Closure of the Fe-S-Si liquid miscibility gap at high pressure

A high pressure investigation of melting relationships in the Fe-S-Si system has been conducted in a multi-anvil apparatus from 10 to 27 GPa and up to 2343 K. At 1 atm, the Fe-S-Si ternary system exhibits a vast miscibility gap [Raghavan, V., 1988. Phase diagrams of ternary iron alloys. Part 2: Ternary systems containing iron and sulphur. Indian Institute of Metals, Calcutta]. Quenched samples from experiments conducted at 10 and 12 GPa show an emulsion of immiscible liquids (an Fe-S melt and an Fe-Si melt).
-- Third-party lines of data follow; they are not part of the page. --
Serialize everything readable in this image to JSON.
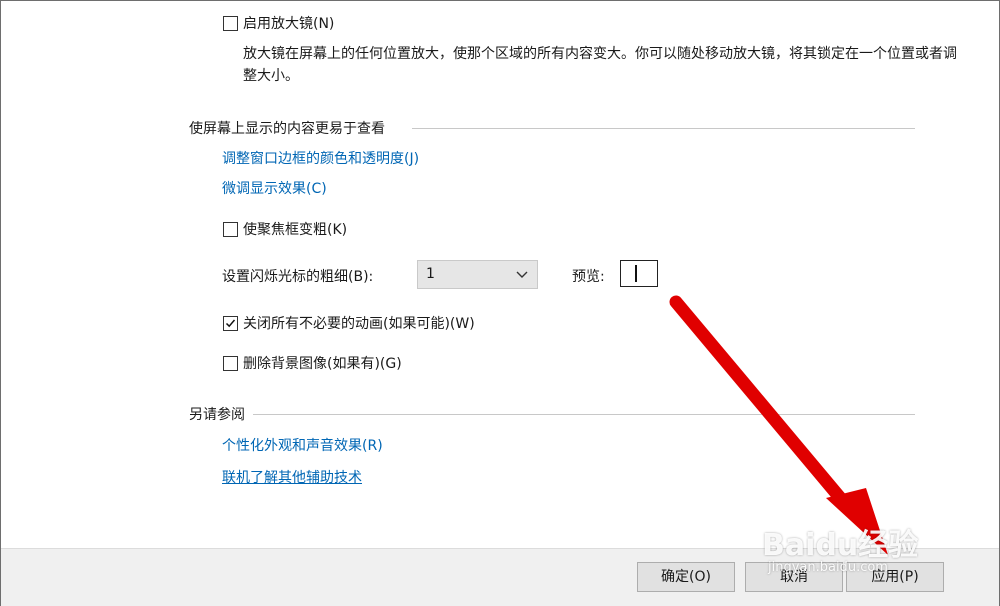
{
  "magnifier": {
    "checkbox_label": "启用放大镜(N)",
    "description": "放大镜在屏幕上的任何位置放大，使那个区域的所有内容变大。你可以随处移动放大镜，将其锁定在一个位置或者调整大小。",
    "checked": false
  },
  "easier_view": {
    "section_title": "使屏幕上显示的内容更易于查看",
    "link_window_border": "调整窗口边框的颜色和透明度(J)",
    "link_display_effects": "微调显示效果(C)",
    "focus_thick_label": "使聚焦框变粗(K)",
    "focus_thick_checked": false,
    "cursor_width_label": "设置闪烁光标的粗细(B):",
    "cursor_width_value": "1",
    "preview_label": "预览:",
    "animations_label": "关闭所有不必要的动画(如果可能)(W)",
    "animations_checked": true,
    "remove_bg_label": "删除背景图像(如果有)(G)",
    "remove_bg_checked": false
  },
  "see_also": {
    "section_title": "另请参阅",
    "link_personalization": "个性化外观和声音效果(R)",
    "link_online": "联机了解其他辅助技术"
  },
  "footer": {
    "ok_label": "确定(O)",
    "cancel_label": "取消",
    "apply_label": "应用(P)"
  },
  "watermark": {
    "brand": "Baidu经验",
    "url": "jingyan.baidu.com"
  },
  "colors": {
    "link": "#0066b4",
    "arrow": "#e00000",
    "footer_bg": "#f0f0f0"
  }
}
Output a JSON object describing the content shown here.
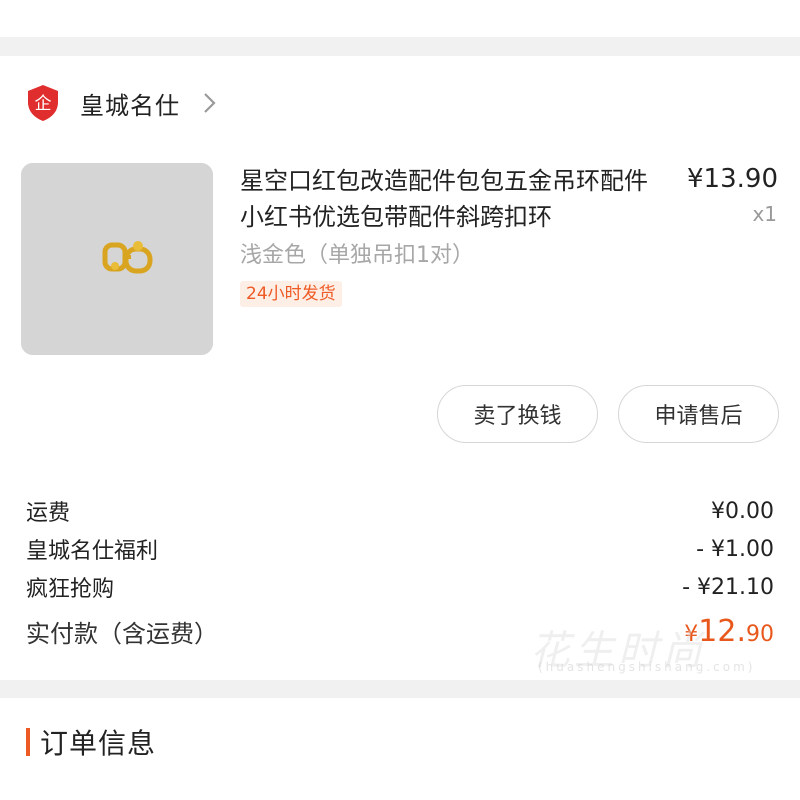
{
  "shop": {
    "badge_char": "企",
    "name": "皇城名仕"
  },
  "product": {
    "title": "星空口红包改造配件包包五金吊环配件小红书优选包带配件斜跨扣环",
    "price": "¥13.90",
    "quantity": "x1",
    "variant": "浅金色（单独吊扣1对）",
    "shipping_tag": "24小时发货"
  },
  "actions": {
    "sell_label": "卖了换钱",
    "after_sale_label": "申请售后"
  },
  "costs": [
    {
      "label": "运费",
      "value": "¥0.00"
    },
    {
      "label": "皇城名仕福利",
      "value": "- ¥1.00"
    },
    {
      "label": "疯狂抢购",
      "value": "- ¥21.10"
    }
  ],
  "paid": {
    "label": "实付款（含运费）",
    "currency": "¥",
    "integer": "12.",
    "decimal": "90"
  },
  "watermark": {
    "text": "花生时尚",
    "sub": "(huashengshishang.com)"
  },
  "order_info": {
    "title": "订单信息"
  },
  "colors": {
    "accent": "#ee5a24",
    "badge_red": "#e02d2d",
    "divider": "#f1f1f1"
  }
}
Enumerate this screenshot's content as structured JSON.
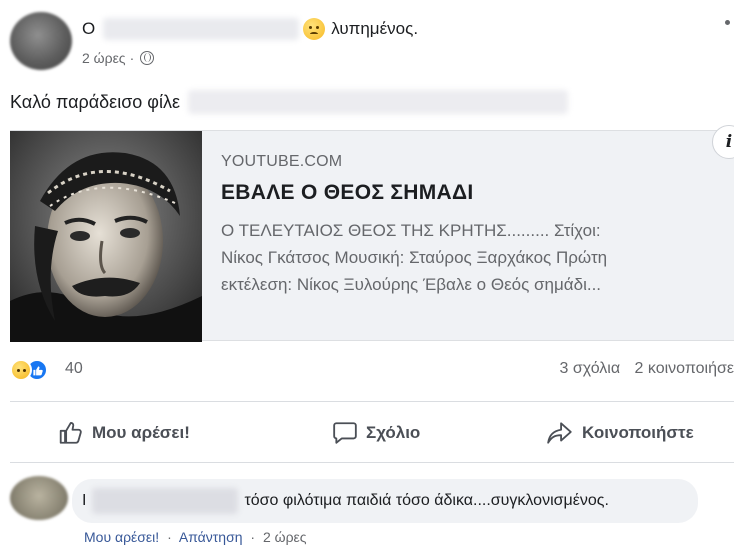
{
  "post": {
    "author_prefix": "Ο",
    "feeling": "λυπημένος.",
    "time": "2 ώρες",
    "separator": "·",
    "text": "Καλό παράδεισο φίλε"
  },
  "link_card": {
    "domain": "YOUTUBE.COM",
    "title": "ΕΒΑΛΕ Ο ΘΕΟΣ ΣΗΜΑΔΙ",
    "description_lines": [
      "Ο ΤΕΛΕΥΤΑΙΟΣ ΘΕΟΣ ΤΗΣ ΚΡΗΤΗΣ......... Στίχοι:",
      "Νίκος Γκάτσος Μουσική: Σταύρος Ξαρχάκος Πρώτη",
      "εκτέλεση: Νίκος Ξυλούρης Έβαλε ο Θεός σημάδι..."
    ],
    "info_label": "i"
  },
  "reactions": {
    "count": "40",
    "comments": "3 σχόλια",
    "shares": "2 κοινοποιήσε"
  },
  "actions": {
    "like": "Μου αρέσει!",
    "comment": "Σχόλιο",
    "share": "Κοινοποιήστε"
  },
  "comment": {
    "name_initial": "Ι",
    "text": "τόσο φιλότιμα παιδιά τόσο άδικα....συγκλονισμένος.",
    "like_link": "Μου αρέσει!",
    "reply_link": "Απάντηση",
    "time": "2 ώρες",
    "separator": "·"
  },
  "colors": {
    "like_blue": "#1877f2",
    "link_blue": "#385898",
    "secondary_text": "#65676b",
    "card_background": "#f0f2f5"
  }
}
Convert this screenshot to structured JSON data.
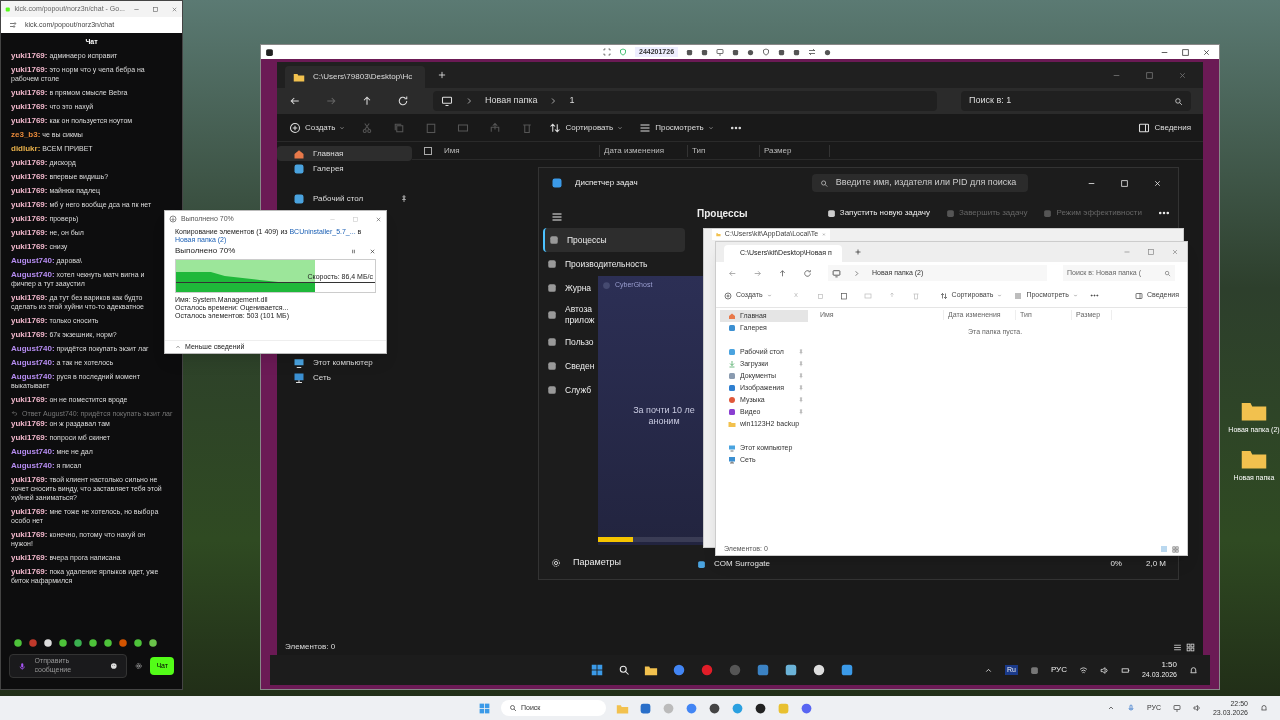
{
  "host_desktop": {
    "icons": [
      {
        "label": "Новая папка (2)"
      },
      {
        "label": "Новая папка"
      }
    ]
  },
  "chat_window": {
    "title": "kick.com/popout/norz3n/chat - Go...",
    "url": "kick.com/popout/norz3n/chat",
    "header": "Чат",
    "messages": [
      {
        "kind": "message",
        "user": "yuki1769:",
        "color": "#f2b8cc",
        "text": "админаеро исправит"
      },
      {
        "kind": "message",
        "user": "yuki1769:",
        "color": "#f2b8cc",
        "text": "это норм что у чела бебра на рабочем столе"
      },
      {
        "kind": "message",
        "user": "yuki1769:",
        "color": "#f2b8cc",
        "text": "в прямом смысле Bebra"
      },
      {
        "kind": "message",
        "user": "yuki1769:",
        "color": "#f2b8cc",
        "text": "что это нахуй"
      },
      {
        "kind": "message",
        "user": "yuki1769:",
        "color": "#f2b8cc",
        "text": "как он пользуется ноутом"
      },
      {
        "kind": "message",
        "user": "ze3_b3:",
        "color": "#e8893a",
        "text": "че вы сикмы"
      },
      {
        "kind": "message",
        "user": "didlukr:",
        "color": "#e8b04a",
        "text": "ВСЕМ ПРИВЕТ"
      },
      {
        "kind": "message",
        "user": "yuki1769:",
        "color": "#f2b8cc",
        "text": "дискорд"
      },
      {
        "kind": "message",
        "user": "yuki1769:",
        "color": "#f2b8cc",
        "text": "впервые видишь?"
      },
      {
        "kind": "message",
        "user": "yuki1769:",
        "color": "#f2b8cc",
        "text": "майнюк падлец"
      },
      {
        "kind": "message",
        "user": "yuki1769:",
        "color": "#f2b8cc",
        "text": "мб у него вообще дса на пк нет"
      },
      {
        "kind": "message",
        "user": "yuki1769:",
        "color": "#f2b8cc",
        "text": "проверь)"
      },
      {
        "kind": "message",
        "user": "yuki1769:",
        "color": "#f2b8cc",
        "text": "не, он был"
      },
      {
        "kind": "message",
        "user": "yuki1769:",
        "color": "#f2b8cc",
        "text": "снизу"
      },
      {
        "kind": "message",
        "user": "August740:",
        "color": "#b58cf0",
        "text": "дарова\\"
      },
      {
        "kind": "message",
        "user": "August740:",
        "color": "#b58cf0",
        "text": "хотел чекнуть матч вигна и фичпер а тут заaустил"
      },
      {
        "kind": "message",
        "user": "yuki1769:",
        "color": "#f2b8cc",
        "text": "да тут без вариков как будто сделать из этой хуйни что-то адекватное"
      },
      {
        "kind": "message",
        "user": "yuki1769:",
        "color": "#f2b8cc",
        "text": "только сносить"
      },
      {
        "kind": "message",
        "user": "yuki1769:",
        "color": "#f2b8cc",
        "text": "67к экзешник, норм?"
      },
      {
        "kind": "message",
        "user": "August740:",
        "color": "#b58cf0",
        "text": "придётся покупать экзит лаг"
      },
      {
        "kind": "message",
        "user": "August740:",
        "color": "#b58cf0",
        "text": "а так не хотелось"
      },
      {
        "kind": "message",
        "user": "August740:",
        "color": "#b58cf0",
        "text": "руся в последний момент выкатывает"
      },
      {
        "kind": "message",
        "user": "yuki1769:",
        "color": "#f2b8cc",
        "text": "он не поместится вроде"
      },
      {
        "kind": "reply",
        "text": "Ответ August740: придётся покупать экзит лаг"
      },
      {
        "kind": "message",
        "user": "yuki1769:",
        "color": "#f2b8cc",
        "text": "он ж раздавал там"
      },
      {
        "kind": "message",
        "user": "yuki1769:",
        "color": "#f2b8cc",
        "text": "попроси мб скинет"
      },
      {
        "kind": "message",
        "user": "August740:",
        "color": "#b58cf0",
        "text": "мне не дал"
      },
      {
        "kind": "message",
        "user": "August740:",
        "color": "#b58cf0",
        "text": "я писал"
      },
      {
        "kind": "message",
        "user": "yuki1769:",
        "color": "#f2b8cc",
        "text": "твой клиент настолько сильно не хочет сносить винду, что заставляет тебя этой хуйней заниматься?"
      },
      {
        "kind": "message",
        "user": "yuki1769:",
        "color": "#f2b8cc",
        "text": "мне тоже не хотелось, но выбора особо нет"
      },
      {
        "kind": "message",
        "user": "yuki1769:",
        "color": "#f2b8cc",
        "text": "конечно, потому что нахуй он нужон!"
      },
      {
        "kind": "message",
        "user": "yuki1769:",
        "color": "#f2b8cc",
        "text": "вчера прога написана"
      },
      {
        "kind": "message",
        "user": "yuki1769:",
        "color": "#f2b8cc",
        "text": "пока удаление ярлыков идет, уже биток нафармился"
      }
    ],
    "input": {
      "placeholder": "Отправить сообщение"
    },
    "send_button": "Чат"
  },
  "copy_dialog": {
    "title": "Выполнено 70%",
    "summary": "Копирование элементов (1 409) из",
    "source": "BCUninstaller_5.7_...",
    "joiner": "в",
    "destination": "Новая папка (2)",
    "heading": "Выполнено 70%",
    "level": 0.7,
    "speed": "Скорость: 86,4 МБ/с",
    "details": [
      {
        "label": "Имя:",
        "value": "System.Management.dll"
      },
      {
        "label": "Осталось времени:",
        "value": "Оценивается..."
      },
      {
        "label": "Осталось элементов:",
        "value": "503 (101 МБ)"
      }
    ],
    "toggle": "Меньше сведений"
  },
  "remote_window": {
    "session_id": "244201726"
  },
  "dark_explorer": {
    "tab": "C:\\Users\\79803\\Desktop\\Нс",
    "breadcrumb": [
      "Новая папка",
      "1"
    ],
    "search": "Поиск в: 1",
    "toolbar": {
      "create": "Создать",
      "sort": "Сортировать",
      "view": "Просмотреть",
      "details": "Сведения"
    },
    "nav": [
      {
        "label": "Главная",
        "selected": true
      },
      {
        "label": "Галерея",
        "selected": false
      },
      {
        "label": "Рабочий стол",
        "selected": false
      },
      {
        "label": "Этот компьютер",
        "selected": false
      },
      {
        "label": "Сеть",
        "selected": false
      }
    ],
    "select_all_checked": false,
    "columns": [
      "Имя",
      "Дата изменения",
      "Тип",
      "Размер"
    ],
    "status": "Элементов: 0"
  },
  "task_manager": {
    "title": "Диспетчер задач",
    "search": {
      "placeholder": "Введите имя, издателя или PID для поиска"
    },
    "nav": [
      {
        "label": "Процессы",
        "selected": true
      },
      {
        "label": "Производительность",
        "selected": false
      },
      {
        "label": "Журна",
        "selected": false
      },
      {
        "label": "Автоза прилож",
        "selected": false
      },
      {
        "label": "Пользо",
        "selected": false
      },
      {
        "label": "Сведен",
        "selected": false
      },
      {
        "label": "Служб",
        "selected": false
      }
    ],
    "settings": "Параметры",
    "header": "Процессы",
    "actions": [
      {
        "label": "Запустить новую задачу",
        "disabled": false
      },
      {
        "label": "Завершить задачу",
        "disabled": true
      },
      {
        "label": "Режим эффективности",
        "disabled": true
      }
    ],
    "row": {
      "name": "COM Surrogate",
      "cpu": "0%",
      "memory": "2,0 М"
    }
  },
  "vpn_overlay": {
    "logo": "CyberGhost",
    "text": "За почти 10 ле аноним",
    "level": 0.33
  },
  "light_explorer_back": {
    "tab": "C:\\Users\\kit\\AppData\\Local\\Te"
  },
  "light_explorer": {
    "tab": "C:\\Users\\kit\\Desktop\\Новая п",
    "breadcrumb": [
      "Новая папка (2)"
    ],
    "search": "Поиск в: Новая папка (",
    "toolbar": {
      "create": "Создать",
      "sort": "Сортировать",
      "view": "Просмотреть",
      "details": "Сведения"
    },
    "nav": [
      {
        "label": "Главная",
        "selected": true,
        "pinned": false
      },
      {
        "label": "Галерея",
        "selected": false,
        "pinned": false
      },
      {
        "label": "Рабочий стол",
        "selected": false,
        "pinned": true
      },
      {
        "label": "Загрузки",
        "selected": false,
        "pinned": true
      },
      {
        "label": "Документы",
        "selected": false,
        "pinned": true
      },
      {
        "label": "Изображения",
        "selected": false,
        "pinned": true
      },
      {
        "label": "Музыка",
        "selected": false,
        "pinned": true
      },
      {
        "label": "Видео",
        "selected": false,
        "pinned": true
      },
      {
        "label": "win1123H2 backup",
        "selected": false,
        "pinned": false
      },
      {
        "label": "Этот компьютер",
        "selected": false,
        "pinned": false
      },
      {
        "label": "Сеть",
        "selected": false,
        "pinned": false
      }
    ],
    "columns": [
      "Имя",
      "Дата изменения",
      "Тип",
      "Размер"
    ],
    "empty": "Эта папка пуста.",
    "status": "Элементов: 0"
  },
  "remote_taskbar": {
    "ime": "Ru",
    "lang": "РУС",
    "time": "1:50",
    "date": "24.03.2026"
  },
  "host_taskbar": {
    "search": "Поиск",
    "lang": "РУС",
    "time": "22:50",
    "date": "23.03.2026"
  }
}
The liquid miscibility gap persists to at least 2343 K at 10 GPa. At 15 GPa, only one liquid is quenched, with a fine homogeneous dendritic texture. The results provide a mechanism to incorporate both S and Si as the light elements into the Earth’s core during a moderately high-pressure differentiation, consistent with geochemical models predicting up to 15 wt.% of light elements in the Earth’s core with 2-5 wt.% S and 7-10 wt.% Si. In contrast, for small planets such as Mars and Ganymede, differentiation took place within the pressure range of the miscibility gap. The composition of these cores is likely to be S-rich but Si-poor.